Jean Pascal vows to leave boxing on a high note, retire after beating Elbiali
Jean Pascal knows the names. They come forward in glints of bruised purple, yellow and blue. Some he knows from personal experience, like Bernard Hopkins. Some are just days past their last fight, like Miguel Cotto. And some — like Muhammad Ali, Mike Tyson and Joe Louis — have a body of work that shines gloriously in history, though regrettably their ends all came in that same hail of bruised purple, yellow and blue.
Pascal doesn’t want to be one of them — one of those who hung on a little too long and paid a painful price in the final chapter of an otherwise successful boxing career.

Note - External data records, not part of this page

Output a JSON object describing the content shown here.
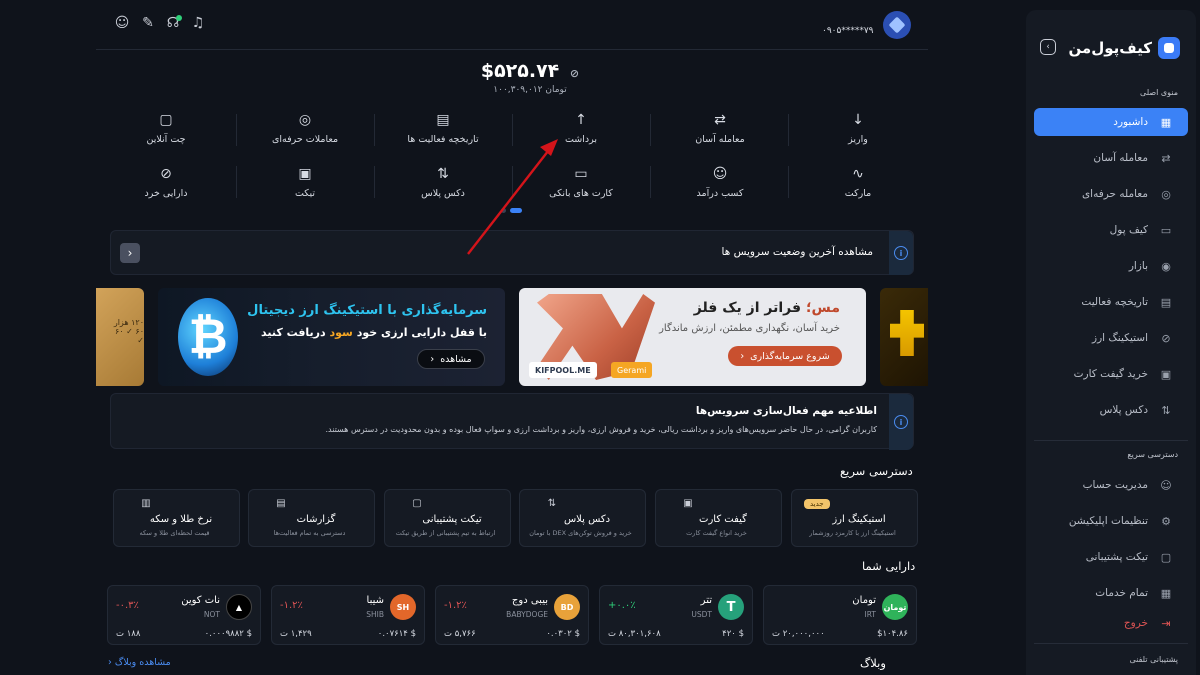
{
  "sidebar": {
    "brand": "کیف‌پول‌من",
    "sections": {
      "main": "منوی اصلی",
      "quick": "دسترسی سریع",
      "support": "پشتیبانی تلفنی"
    },
    "items": [
      {
        "label": "داشبورد",
        "icon": "dashboard-icon"
      },
      {
        "label": "معامله آسان",
        "icon": "swap-icon"
      },
      {
        "label": "معامله حرفه‌ای",
        "icon": "pro-trade-icon"
      },
      {
        "label": "کیف پول",
        "icon": "wallet-icon"
      },
      {
        "label": "بازار",
        "icon": "market-icon"
      },
      {
        "label": "تاریخچه فعالیت",
        "icon": "history-icon"
      },
      {
        "label": "استیکینگ ارز",
        "icon": "staking-icon"
      },
      {
        "label": "خرید گیفت کارت",
        "icon": "giftcard-icon"
      },
      {
        "label": "دکس پلاس",
        "icon": "dex-icon"
      }
    ],
    "quick_items": [
      {
        "label": "مدیریت حساب",
        "icon": "user-icon"
      },
      {
        "label": "تنظیمات اپلیکیشن",
        "icon": "settings-icon"
      },
      {
        "label": "تیکت پشتیبانی",
        "icon": "ticket-icon"
      },
      {
        "label": "تمام خدمات",
        "icon": "grid-icon"
      },
      {
        "label": "خروج",
        "icon": "logout-icon"
      }
    ]
  },
  "header": {
    "phone": "۰۹۰۵*****۷۹",
    "balance_usd": "$۵۲۵.۷۴",
    "balance_toman": "۱۰۰,۳۰۹,۰۱۲ تومان"
  },
  "actions": [
    {
      "label": "واریز",
      "icon": "arrow-down-icon"
    },
    {
      "label": "معامله آسان",
      "icon": "swap-icon"
    },
    {
      "label": "برداشت",
      "icon": "arrow-up-icon"
    },
    {
      "label": "تاریخچه فعالیت ها",
      "icon": "history-icon"
    },
    {
      "label": "معاملات حرفه‌ای",
      "icon": "pro-trade-icon"
    },
    {
      "label": "چت آنلاین",
      "icon": "chat-icon"
    },
    {
      "label": "مارکت",
      "icon": "chart-icon"
    },
    {
      "label": "کسب درآمد",
      "icon": "users-icon"
    },
    {
      "label": "کارت های بانکی",
      "icon": "card-icon"
    },
    {
      "label": "دکس پلاس",
      "icon": "dex-icon"
    },
    {
      "label": "تیکت",
      "icon": "ticket-icon"
    },
    {
      "label": "دارایی خرد",
      "icon": "dust-icon"
    }
  ],
  "service_status": {
    "text": "مشاهده آخرین وضعیت سرویس ها"
  },
  "banners": {
    "crypto": {
      "title": "سرمایه‌گذاری با استیکینگ ارز دیجیتال",
      "line_a": "با قفل دارایی ارزی خود",
      "line_highlight": "سود",
      "line_b": "دریافت کنید",
      "button": "مشاهده"
    },
    "metal": {
      "title_a": "مس؛",
      "title_b": "فراتر از یک فلز",
      "subtitle": "خرید آسان، نگهداری مطمئن، ارزش ماندگار",
      "button": "شروع سرمایه‌گذاری",
      "tag1": "KIFPOOL.ME",
      "tag2": "Gerami"
    },
    "left_peek": "۱۲۰ هزار ۶۰ ✓ ۶۰ ✓"
  },
  "notice": {
    "title": "اطلاعیه مهم فعال‌سازی سرویس‌ها",
    "body": "کاربران گرامی، در حال حاضر سرویس‌های واریز و برداشت ریالی، خرید و فروش ارزی، واریز و برداشت ارزی و سواپ فعال بوده و بدون محدودیت در دسترس هستند."
  },
  "quick_access": {
    "title": "دسترسی سریع",
    "items": [
      {
        "title": "استیکینگ ارز",
        "sub": "استیکینگ ارز با کارمزد روزشمار",
        "icon": "staking-icon",
        "badge": "جدید"
      },
      {
        "title": "گیفت کارت",
        "sub": "خرید انواع گیفت کارت",
        "icon": "gift-icon"
      },
      {
        "title": "دکس پلاس",
        "sub": "خرید و فروش توکن‌های DEX با تومان",
        "icon": "dex-icon"
      },
      {
        "title": "تیکت پشتیبانی",
        "sub": "ارتباط به تیم پشتیبانی از طریق تیکت",
        "icon": "ticket-icon"
      },
      {
        "title": "گزارشات",
        "sub": "دسترسی به تمام فعالیت‌ها",
        "icon": "report-icon"
      },
      {
        "title": "نرخ طلا و سکه",
        "sub": "قیمت لحظه‌ای طلا و سکه",
        "icon": "gold-icon"
      }
    ]
  },
  "assets": {
    "title": "دارایی شما",
    "items": [
      {
        "name": "تومان",
        "symbol": "IRT",
        "change": "",
        "price": "۲۰,۰۰۰,۰۰۰ ت",
        "balance": "$۱۰۴.۸۶",
        "color": "#2fb35a",
        "coin_text": "تومان"
      },
      {
        "name": "تتر",
        "symbol": "USDT",
        "change": "+۰.۰٪",
        "price": "۸۰,۳۰۱,۶۰۸ ت",
        "balance": "$ ۴۲۰",
        "color": "#26a17b",
        "coin_text": "T"
      },
      {
        "name": "بیبی دوج",
        "symbol": "BABYDOGE",
        "change": "-۱.۲٪",
        "price": "۵,۷۶۶ ت",
        "balance": "$ ۰.۰۳۰۲",
        "color": "#e8a23a",
        "coin_text": "BD"
      },
      {
        "name": "شیبا",
        "symbol": "SHIB",
        "change": "-۱.۲٪",
        "price": "۱,۴۲۹ ت",
        "balance": "$ ۰.۰۷۶۱۴",
        "color": "#e2672a",
        "coin_text": "SH"
      },
      {
        "name": "نات کوین",
        "symbol": "NOT",
        "change": "-۰.۳٪",
        "price": "۱۸۸ ت",
        "balance": "$ ۰.۰۰۰۹۸۸۲",
        "color": "#000000",
        "coin_text": "▲"
      }
    ]
  },
  "blog": {
    "title": "وبلاگ",
    "link": "مشاهده وبلاگ"
  }
}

He says this is his last fight, and that he won’t be the past-his-prime fighter who doesn’t know when to walk away.
It’s a cliché that Pascal, the 35-year-old former WBC light heavyweight champion, will look to avoid on Friday against undefeated prospect Ahmed Elbiali in the 10-round, 178-pound catchweight main event of a Premier Boxing Champions card in Hialeah Park, Florida (Fox Sports 1/Fox Deportes, 9 p.m. ET).
Pascal (31-5-1, 18 knockouts) hasn’t beaten anyone of note since he handed Lucian Bute a 12-round unanimous-decision defeat in January 2014. Since then, he’s gone 2-3, with 1 no-contest, in his last six fights, and one of the wins, against Yunieski Gonzalez, was a disputed decision. Granted, two of those three losses came against Sergey Kovalev, and the third setback came against undefeated Eleider Alvarez. Still, punches he was once able to absorb came with added sting, and punches he was able to avoid landed.

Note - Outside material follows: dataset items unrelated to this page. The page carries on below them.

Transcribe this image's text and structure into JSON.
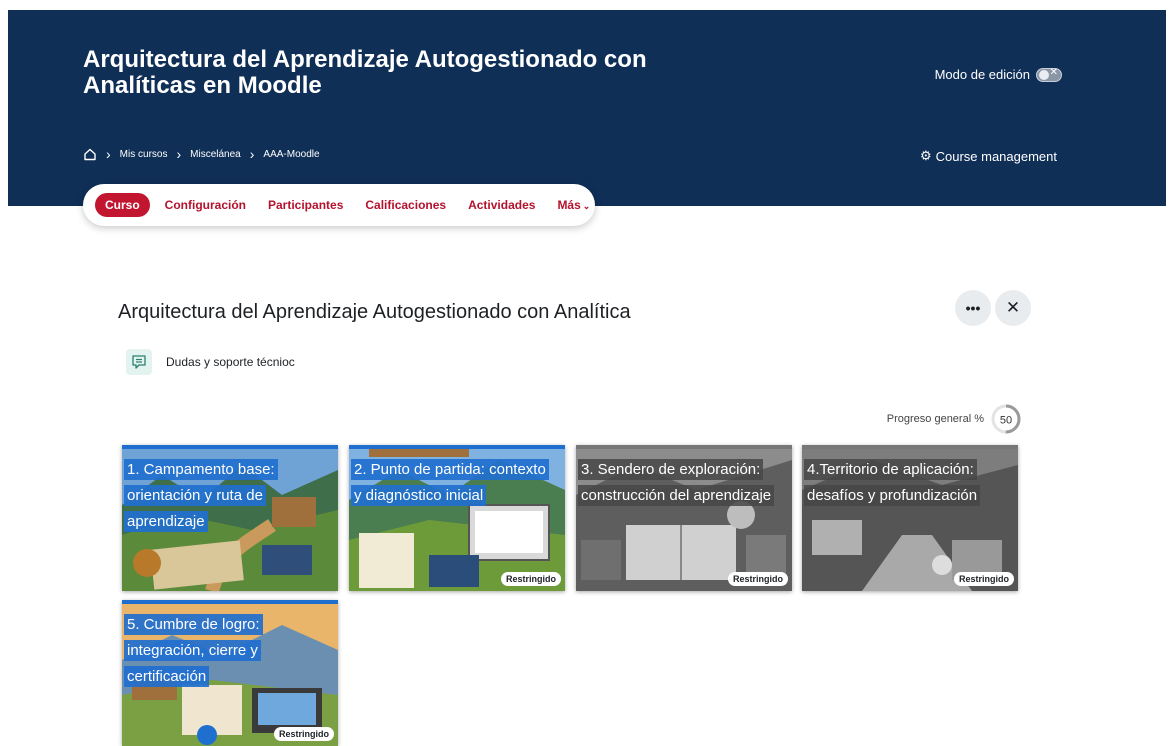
{
  "header": {
    "course_title": "Arquitectura del Aprendizaje Autogestionado con Analíticas en Moodle",
    "edit_mode_label": "Modo de edición",
    "course_management_label": "Course management",
    "breadcrumb": [
      "Mis cursos",
      "Miscelánea",
      "AAA-Moodle"
    ]
  },
  "tabs": [
    {
      "label": "Curso",
      "active": true
    },
    {
      "label": "Configuración",
      "active": false
    },
    {
      "label": "Participantes",
      "active": false
    },
    {
      "label": "Calificaciones",
      "active": false
    },
    {
      "label": "Actividades",
      "active": false
    },
    {
      "label": "Más",
      "active": false
    }
  ],
  "section": {
    "title": "Arquitectura del Aprendizaje Autogestionado con Analítica",
    "forum_label": "Dudas y soporte técnioc"
  },
  "progress": {
    "label": "Progreso general %",
    "value": 50
  },
  "cards": [
    {
      "title": "1. Campamento base: orientación y ruta de aprendizaje",
      "restricted": "",
      "grayscale": false
    },
    {
      "title": "2. Punto de partida: contexto y diagnóstico inicial",
      "restricted": "Restringido",
      "grayscale": false
    },
    {
      "title": "3. Sendero de exploración: construcción del aprendizaje",
      "restricted": "Restringido",
      "grayscale": true
    },
    {
      "title": "4.Territorio de aplicación: desafíos y profundización",
      "restricted": "Restringido",
      "grayscale": true
    },
    {
      "title": "5. Cumbre de logro: integración, cierre y certificación",
      "restricted": "Restringido",
      "grayscale": false
    }
  ],
  "colors": {
    "header_bg": "#0f2f57",
    "brand_red": "#c2152f",
    "card_title_bg": "#1f6fcf"
  }
}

Pascal vows he won’t be a “name” on his opponent’s growing resume. He says the 27-year-old Elbiali (16-0, 13 KOs) better watch himself if he thinks he’ll deliver the same indignity that Hopkins, Cotto, Ali, Tyson and Louis suffered in their last fights.

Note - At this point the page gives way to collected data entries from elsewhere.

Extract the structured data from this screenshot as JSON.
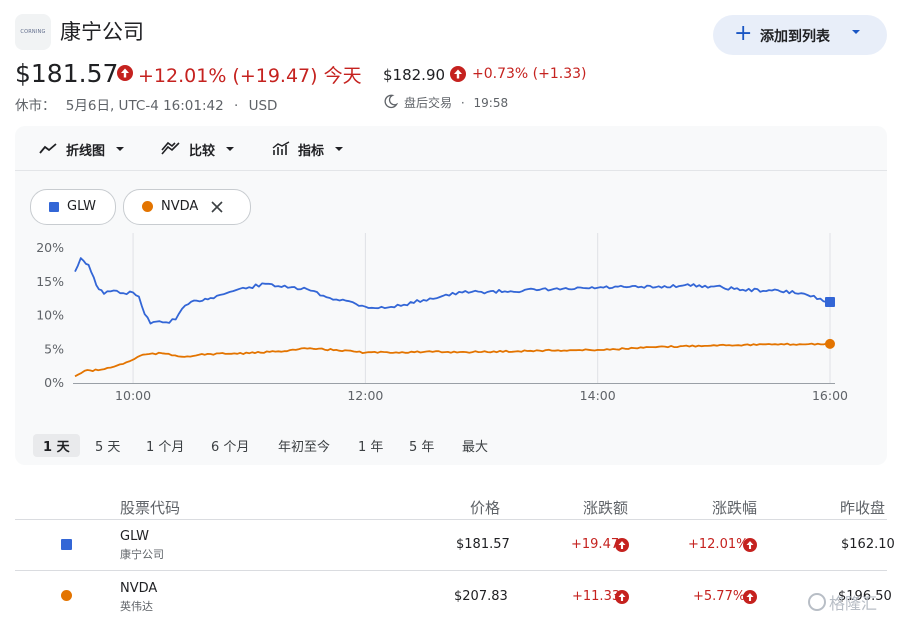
{
  "header": {
    "logo_text": "CORNING",
    "company_name": "康宁公司",
    "watchlist_button": "添加到列表"
  },
  "quote": {
    "price": "$181.57",
    "change": "+12.01% (+19.47) 今天",
    "status": "休市：",
    "date_time": "5月6日, UTC-4 16:01:42",
    "separator": "·",
    "currency": "USD",
    "after_hours_price": "$182.90",
    "after_hours_change": "+0.73% (+1.33)",
    "after_hours_label": "盘后交易",
    "after_hours_time": "19:58"
  },
  "toolbar": {
    "chart_type": "折线图",
    "compare": "比较",
    "indicators": "指标"
  },
  "compare_chips": [
    {
      "symbol": "GLW",
      "color": "#3366d6"
    },
    {
      "symbol": "NVDA",
      "color": "#e37400"
    }
  ],
  "time_ranges": [
    "1 天",
    "5 天",
    "1 个月",
    "6 个月",
    "年初至今",
    "1 年",
    "5 年",
    "最大"
  ],
  "active_range": "1 天",
  "chart_data": {
    "type": "line",
    "xlabel": "",
    "ylabel": "",
    "x_ticks": [
      "10:00",
      "12:00",
      "14:00",
      "16:00"
    ],
    "y_ticks": [
      "20%",
      "15%",
      "10%",
      "5%",
      "0%"
    ],
    "ylim": [
      0,
      20
    ],
    "xlim": [
      "9:30",
      "16:00"
    ],
    "grid": "vertical",
    "series": [
      {
        "name": "GLW",
        "color": "#3366d6",
        "x": [
          "9:30",
          "9:33",
          "9:37",
          "9:41",
          "9:45",
          "9:50",
          "9:55",
          "10:00",
          "10:03",
          "10:06",
          "10:09",
          "10:12",
          "10:17",
          "10:22",
          "10:27",
          "10:33",
          "10:40",
          "10:50",
          "11:00",
          "11:10",
          "11:20",
          "11:30",
          "11:40",
          "11:50",
          "12:00",
          "12:10",
          "12:20",
          "12:30",
          "12:40",
          "12:50",
          "13:00",
          "13:15",
          "13:30",
          "13:45",
          "14:00",
          "14:15",
          "14:30",
          "14:45",
          "15:00",
          "15:15",
          "15:30",
          "15:45",
          "15:55",
          "16:00"
        ],
        "values": [
          16.5,
          18.5,
          17.5,
          14.5,
          13.2,
          13.7,
          13.3,
          13.4,
          12.8,
          10.2,
          8.8,
          9.1,
          9.0,
          9.4,
          11.5,
          12.2,
          12.6,
          13.5,
          14.2,
          14.7,
          14.1,
          13.9,
          12.7,
          12.2,
          11.3,
          11.1,
          11.6,
          12.3,
          12.9,
          13.4,
          13.5,
          13.6,
          13.8,
          13.9,
          14.1,
          14.2,
          14.2,
          14.5,
          14.3,
          13.8,
          13.7,
          13.3,
          12.5,
          12.0
        ]
      },
      {
        "name": "NVDA",
        "color": "#e37400",
        "x": [
          "9:30",
          "9:35",
          "9:42",
          "9:50",
          "9:58",
          "10:05",
          "10:15",
          "10:25",
          "10:40",
          "11:00",
          "11:15",
          "11:30",
          "11:45",
          "12:00",
          "12:30",
          "13:00",
          "13:30",
          "14:00",
          "14:30",
          "15:00",
          "15:30",
          "16:00"
        ],
        "values": [
          1.0,
          1.8,
          1.9,
          2.4,
          3.2,
          4.2,
          4.4,
          3.9,
          4.3,
          4.4,
          4.7,
          5.1,
          4.9,
          4.5,
          4.6,
          4.6,
          4.8,
          4.9,
          5.3,
          5.6,
          5.7,
          5.8
        ]
      }
    ]
  },
  "table": {
    "headers": [
      "股票代码",
      "价格",
      "涨跌额",
      "涨跌幅",
      "昨收盘"
    ],
    "rows": [
      {
        "symbol": "GLW",
        "name": "康宁公司",
        "price": "$181.57",
        "change": "+19.47",
        "change_pct": "+12.01%",
        "prev_close": "$162.10",
        "color": "#3366d6"
      },
      {
        "symbol": "NVDA",
        "name": "英伟达",
        "price": "$207.83",
        "change": "+11.33",
        "change_pct": "+5.77%",
        "prev_close": "$196.50",
        "color": "#e37400"
      }
    ]
  },
  "watermark": "格隆汇"
}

“Not me. It won’t happen to me,” Pascal said. “This is it for me. This is going to be my last fight. I’m 35 and I think my tank still has some gas in it. I think it’s the right time to hang up the gloves, because most boxers have their last fight and their tank is already empty. It’s when serious injuries happen. My teeth are good. My brain is good. My body isn’t damaged. I think it’s the right time to end it.”
Pascal recalled a promise he made to himself at his high school prom in 2000 — which isn’t that long ago, though in boxing years seems like eons — that he would one day become a world champion. He did when he won the WBC light heavyweight title against Adrian Diaconu in June 2009. Pascal defended the belt four times before losing to future hall of famer Hopkins in their May 2011 rematch, after they fought to a controversial draw in December 2010.
Pascal saw what happened when “B-Hop” fought Joe Smith in December 2016, with Hopkins getting knocked out of the ring in the eighth round. Last weekend he witnessed Sadam Ali defy the pundits and spoil the going-away fight of another future hall of famer, Cotto.
“I made some money and treated my money well, so I figure the best way to end my career is against a prospect like Elbiali, who is 16-0,” Pascal said. “I don’t want what happened to Bernard Hopkins to occur to me. Hopkins had a great career and in his last fight was a knockout loss. Even Miguel Cotto, he didn’t go out on the right note. He chose the right guy, but for me, I didn’t even choose Elbiali. They chose me and I accepted the challenge. He needs to prove himself.
“I know why they chose me — because they think they can beat me. I’m the better man. I’m a former world champion. Elbiali has said that I’m his biggest challenge ever. I’ve been there already, and I feel the lesson Bernard Hopkins taught me. This time, I’m the teacher and he’s the student. He still needs skills to get on my level. I still have one big fight left in me. I want to leave boxing with all my teeth. And my mom wants me to retire, and I have to keep my promise to her.”
Pascal has plans on becoming a police officer in Laval, Quebec, after he fights Friday night. He has gone through the Canadian education system for criminal justice.
“Fighters always come back because they have nothing else to do, because boxing is the only thing they know,” Pascal said. “It’s not just in boxing, either. You see it in hockey, basketball, and all other sports where the athlete feels they have to come back, because they have nothing else to do. I have something to do when my career is over.
“I’ve planned my career and I’ve planned my way out. I want to become a cop and do some things in the media. First, I’m going to win my last fight. I want to go out with a smile on my face. I’ve been there and done that, and I’m ready to do something else.”